On Tuesday, December 31, according to official data released by the Chinese government, despite recent stimulus measures, China’s manufacturing activity in December has started to slow down in the face of increasingly growing trade risks.
The data shows that China’s manufacturing Purchasing Managers’ Index (PMI) for December dropped from 50.3 the previous month to 50.1. This reading is lower than analysts’ expectations of 50.3, indicating that manufacturing activity in China in December saw almost no growth.
Gabriel Ng, economist at Capital Economics, pointed out that the slowdown in Chinese factory activity is due to a “decline in output.”
Ng stated that overall, new orders reached an 8-month high, and the export order index also rose to its highest level in 4 months, reflecting concerns from U.S. businesses about potential tariffs on Chinese goods imposed by Trump post-inauguration, leading to an early wave of shipments.
According to the data, the sub-index for new orders rose from 50.8 in November to 51.0 this month, hitting an 8-month high. However, sub-indices such as new export orders (48.3), employment (48.1), and factory prices (46.7) remain in contraction territory.
It is worth noting that many experts have warned that China’s published economic data has often been accused of being excessively embellished or falsified, and may not accurately reflect the current state of the Chinese economy. China is facing challenges such as slowing economic growth, reduced consumer spending, and a long-standing real estate crisis.
Trump has pledged to impose a 10% tariff on Chinese goods. During his campaign, he also mentioned considering tariffs exceeding 60% on Chinese goods and revoking China’s Most Favored Nation status. For China, the world’s largest exporter of goods, this poses significant growth risks.
Analysts at Nomura Securities have warned that it is premature to determine whether measures such as the consumer goods trade-in plan and easing real estate purchase restrictions can provide long-term support to the Chinese economy.

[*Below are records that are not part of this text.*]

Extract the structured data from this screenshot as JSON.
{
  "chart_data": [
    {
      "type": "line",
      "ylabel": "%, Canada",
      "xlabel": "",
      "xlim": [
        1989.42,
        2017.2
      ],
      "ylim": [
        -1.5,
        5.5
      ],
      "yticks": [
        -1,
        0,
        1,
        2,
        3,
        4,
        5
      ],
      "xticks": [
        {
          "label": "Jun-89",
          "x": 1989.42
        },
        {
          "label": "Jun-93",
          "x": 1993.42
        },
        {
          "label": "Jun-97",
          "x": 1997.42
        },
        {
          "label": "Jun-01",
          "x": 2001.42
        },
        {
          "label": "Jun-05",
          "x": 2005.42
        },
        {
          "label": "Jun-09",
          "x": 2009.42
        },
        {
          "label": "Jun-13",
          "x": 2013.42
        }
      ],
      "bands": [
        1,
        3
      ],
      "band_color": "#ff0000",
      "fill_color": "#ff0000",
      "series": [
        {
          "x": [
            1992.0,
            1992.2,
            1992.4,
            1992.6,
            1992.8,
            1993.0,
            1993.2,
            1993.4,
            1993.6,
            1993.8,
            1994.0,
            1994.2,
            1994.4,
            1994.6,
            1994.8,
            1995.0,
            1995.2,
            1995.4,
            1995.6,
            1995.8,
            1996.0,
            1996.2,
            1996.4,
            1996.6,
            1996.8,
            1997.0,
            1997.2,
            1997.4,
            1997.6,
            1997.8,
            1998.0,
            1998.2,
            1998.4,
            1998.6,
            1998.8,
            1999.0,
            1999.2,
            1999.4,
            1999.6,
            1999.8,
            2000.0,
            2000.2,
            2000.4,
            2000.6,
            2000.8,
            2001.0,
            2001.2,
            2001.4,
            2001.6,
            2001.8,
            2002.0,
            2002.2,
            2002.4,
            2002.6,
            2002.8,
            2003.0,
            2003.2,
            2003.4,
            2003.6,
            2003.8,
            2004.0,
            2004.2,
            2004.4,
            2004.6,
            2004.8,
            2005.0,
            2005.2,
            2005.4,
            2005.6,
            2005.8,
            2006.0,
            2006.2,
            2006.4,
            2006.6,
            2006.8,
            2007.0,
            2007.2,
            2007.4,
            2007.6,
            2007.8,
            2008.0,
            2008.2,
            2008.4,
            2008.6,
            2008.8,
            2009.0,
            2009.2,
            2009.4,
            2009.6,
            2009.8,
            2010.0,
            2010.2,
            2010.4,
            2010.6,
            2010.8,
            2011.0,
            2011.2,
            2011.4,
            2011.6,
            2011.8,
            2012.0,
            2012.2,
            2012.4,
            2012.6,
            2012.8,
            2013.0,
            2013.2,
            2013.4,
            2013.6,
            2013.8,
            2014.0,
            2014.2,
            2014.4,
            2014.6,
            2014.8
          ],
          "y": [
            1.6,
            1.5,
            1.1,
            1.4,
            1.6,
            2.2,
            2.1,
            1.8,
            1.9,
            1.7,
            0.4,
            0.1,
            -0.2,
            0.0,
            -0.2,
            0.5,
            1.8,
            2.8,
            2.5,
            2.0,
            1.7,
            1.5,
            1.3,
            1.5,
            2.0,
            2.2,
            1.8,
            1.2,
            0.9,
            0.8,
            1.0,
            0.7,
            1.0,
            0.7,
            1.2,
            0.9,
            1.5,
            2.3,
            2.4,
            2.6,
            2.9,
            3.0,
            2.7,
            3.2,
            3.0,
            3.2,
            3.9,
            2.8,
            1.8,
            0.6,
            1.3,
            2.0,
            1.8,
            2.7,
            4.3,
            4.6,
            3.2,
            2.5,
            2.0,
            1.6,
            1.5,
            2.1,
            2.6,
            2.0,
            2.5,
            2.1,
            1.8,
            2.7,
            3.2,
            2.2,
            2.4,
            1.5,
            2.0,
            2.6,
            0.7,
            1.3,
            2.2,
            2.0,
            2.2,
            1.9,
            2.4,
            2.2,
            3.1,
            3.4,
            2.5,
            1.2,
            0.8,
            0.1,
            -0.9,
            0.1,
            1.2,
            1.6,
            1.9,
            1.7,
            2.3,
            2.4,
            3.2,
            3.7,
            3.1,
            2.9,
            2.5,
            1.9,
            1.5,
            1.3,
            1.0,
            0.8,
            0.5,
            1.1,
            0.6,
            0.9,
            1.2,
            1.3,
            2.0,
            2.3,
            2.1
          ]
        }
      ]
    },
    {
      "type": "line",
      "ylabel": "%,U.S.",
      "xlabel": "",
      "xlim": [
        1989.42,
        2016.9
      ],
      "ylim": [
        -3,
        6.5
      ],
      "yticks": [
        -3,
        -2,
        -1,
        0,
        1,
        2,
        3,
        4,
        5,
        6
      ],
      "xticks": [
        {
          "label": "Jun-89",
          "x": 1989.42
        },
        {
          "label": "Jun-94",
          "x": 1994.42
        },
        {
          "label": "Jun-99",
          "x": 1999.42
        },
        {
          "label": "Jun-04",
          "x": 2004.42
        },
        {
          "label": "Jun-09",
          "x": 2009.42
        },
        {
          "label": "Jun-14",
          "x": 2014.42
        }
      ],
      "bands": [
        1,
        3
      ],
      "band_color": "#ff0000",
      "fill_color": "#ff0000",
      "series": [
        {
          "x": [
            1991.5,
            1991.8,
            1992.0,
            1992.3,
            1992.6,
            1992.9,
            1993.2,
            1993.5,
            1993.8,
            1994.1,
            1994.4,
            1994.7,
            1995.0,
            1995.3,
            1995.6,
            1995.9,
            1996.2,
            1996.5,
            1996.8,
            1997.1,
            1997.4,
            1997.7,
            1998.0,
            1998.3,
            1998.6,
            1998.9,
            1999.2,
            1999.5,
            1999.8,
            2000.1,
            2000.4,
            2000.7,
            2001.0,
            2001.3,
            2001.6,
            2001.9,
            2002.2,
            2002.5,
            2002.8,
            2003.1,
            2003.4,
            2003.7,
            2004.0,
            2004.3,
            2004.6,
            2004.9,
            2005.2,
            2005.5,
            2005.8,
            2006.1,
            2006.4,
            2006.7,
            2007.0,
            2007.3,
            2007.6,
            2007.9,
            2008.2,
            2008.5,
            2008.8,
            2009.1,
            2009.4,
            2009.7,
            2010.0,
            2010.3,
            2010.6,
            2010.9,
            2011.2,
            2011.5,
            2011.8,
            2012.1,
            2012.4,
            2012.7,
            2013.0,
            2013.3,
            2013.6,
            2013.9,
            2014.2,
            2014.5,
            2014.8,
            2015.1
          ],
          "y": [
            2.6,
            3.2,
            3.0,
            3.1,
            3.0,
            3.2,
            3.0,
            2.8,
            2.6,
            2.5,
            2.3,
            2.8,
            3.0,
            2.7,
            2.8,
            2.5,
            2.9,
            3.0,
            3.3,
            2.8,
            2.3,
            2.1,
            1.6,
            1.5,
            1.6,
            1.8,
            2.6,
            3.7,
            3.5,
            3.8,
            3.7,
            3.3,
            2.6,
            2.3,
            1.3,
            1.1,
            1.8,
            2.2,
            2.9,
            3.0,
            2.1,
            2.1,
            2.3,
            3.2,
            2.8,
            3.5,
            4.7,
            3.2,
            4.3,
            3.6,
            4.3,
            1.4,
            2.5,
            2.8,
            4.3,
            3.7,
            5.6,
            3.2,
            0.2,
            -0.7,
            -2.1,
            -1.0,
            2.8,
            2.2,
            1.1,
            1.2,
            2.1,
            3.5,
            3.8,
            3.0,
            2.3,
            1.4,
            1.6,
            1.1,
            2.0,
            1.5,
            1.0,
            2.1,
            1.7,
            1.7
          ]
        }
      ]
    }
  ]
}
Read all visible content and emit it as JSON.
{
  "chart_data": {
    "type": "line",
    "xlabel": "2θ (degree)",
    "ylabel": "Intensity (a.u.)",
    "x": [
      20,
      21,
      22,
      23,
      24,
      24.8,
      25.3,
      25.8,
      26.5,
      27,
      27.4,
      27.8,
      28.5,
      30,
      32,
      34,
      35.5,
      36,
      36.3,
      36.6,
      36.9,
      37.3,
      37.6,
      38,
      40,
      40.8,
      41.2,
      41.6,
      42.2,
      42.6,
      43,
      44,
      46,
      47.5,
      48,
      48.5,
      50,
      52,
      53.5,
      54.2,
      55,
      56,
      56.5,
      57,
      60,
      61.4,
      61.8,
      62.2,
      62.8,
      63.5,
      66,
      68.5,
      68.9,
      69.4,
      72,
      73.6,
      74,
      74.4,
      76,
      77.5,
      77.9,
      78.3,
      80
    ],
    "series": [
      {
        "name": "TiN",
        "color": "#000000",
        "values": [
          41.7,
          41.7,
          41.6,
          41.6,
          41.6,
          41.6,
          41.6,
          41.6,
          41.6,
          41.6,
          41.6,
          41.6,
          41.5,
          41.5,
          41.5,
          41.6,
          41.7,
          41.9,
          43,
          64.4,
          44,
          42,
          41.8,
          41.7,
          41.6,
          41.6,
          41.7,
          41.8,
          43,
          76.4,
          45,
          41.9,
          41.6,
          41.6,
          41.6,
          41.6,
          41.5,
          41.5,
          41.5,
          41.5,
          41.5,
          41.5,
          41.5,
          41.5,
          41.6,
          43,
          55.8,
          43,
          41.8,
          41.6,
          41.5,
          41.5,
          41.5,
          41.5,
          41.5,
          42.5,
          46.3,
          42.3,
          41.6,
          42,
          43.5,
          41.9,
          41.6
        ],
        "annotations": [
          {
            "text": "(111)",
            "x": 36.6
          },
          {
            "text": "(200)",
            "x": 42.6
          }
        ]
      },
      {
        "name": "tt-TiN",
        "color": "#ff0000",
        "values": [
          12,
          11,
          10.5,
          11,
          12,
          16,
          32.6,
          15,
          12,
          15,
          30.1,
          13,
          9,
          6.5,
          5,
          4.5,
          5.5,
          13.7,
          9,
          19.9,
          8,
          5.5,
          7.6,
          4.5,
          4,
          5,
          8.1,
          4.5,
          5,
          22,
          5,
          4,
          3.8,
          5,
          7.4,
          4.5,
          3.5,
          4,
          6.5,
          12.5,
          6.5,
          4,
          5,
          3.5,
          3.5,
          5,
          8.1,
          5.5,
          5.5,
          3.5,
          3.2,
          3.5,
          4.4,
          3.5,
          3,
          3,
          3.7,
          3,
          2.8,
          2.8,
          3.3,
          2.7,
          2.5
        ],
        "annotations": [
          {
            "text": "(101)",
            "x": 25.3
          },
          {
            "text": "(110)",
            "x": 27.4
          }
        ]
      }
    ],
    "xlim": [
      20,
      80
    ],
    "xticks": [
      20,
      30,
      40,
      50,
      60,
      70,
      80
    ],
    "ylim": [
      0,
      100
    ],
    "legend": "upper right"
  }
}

In a report, they stated, “The surge in purchases of durable goods could lead to a significant pullback. The real estate sector has not fully recovered due to the burden of debt badgering struggling developers.”
They also added that Trump’s return to the White House also poses a risk to Chinese exporters.
Recent economic data also indicates that China is still under pressure from monetary tightening, primarily due to weak consumer demand and the prolonged downturn in the real estate market.
Consumer inflation in China for November has dropped to its lowest level in 5 months, and both export and import figures fell below expectations. Additionally, the latest retail sales data fell short of analysts’ predictions.
Chinese industrial profits have also declined for the fourth consecutive month. Year-on-year, there was a 17.8% drop in August, 27.1% drop in September, 10% drop in October, and a 7.3% drop in November.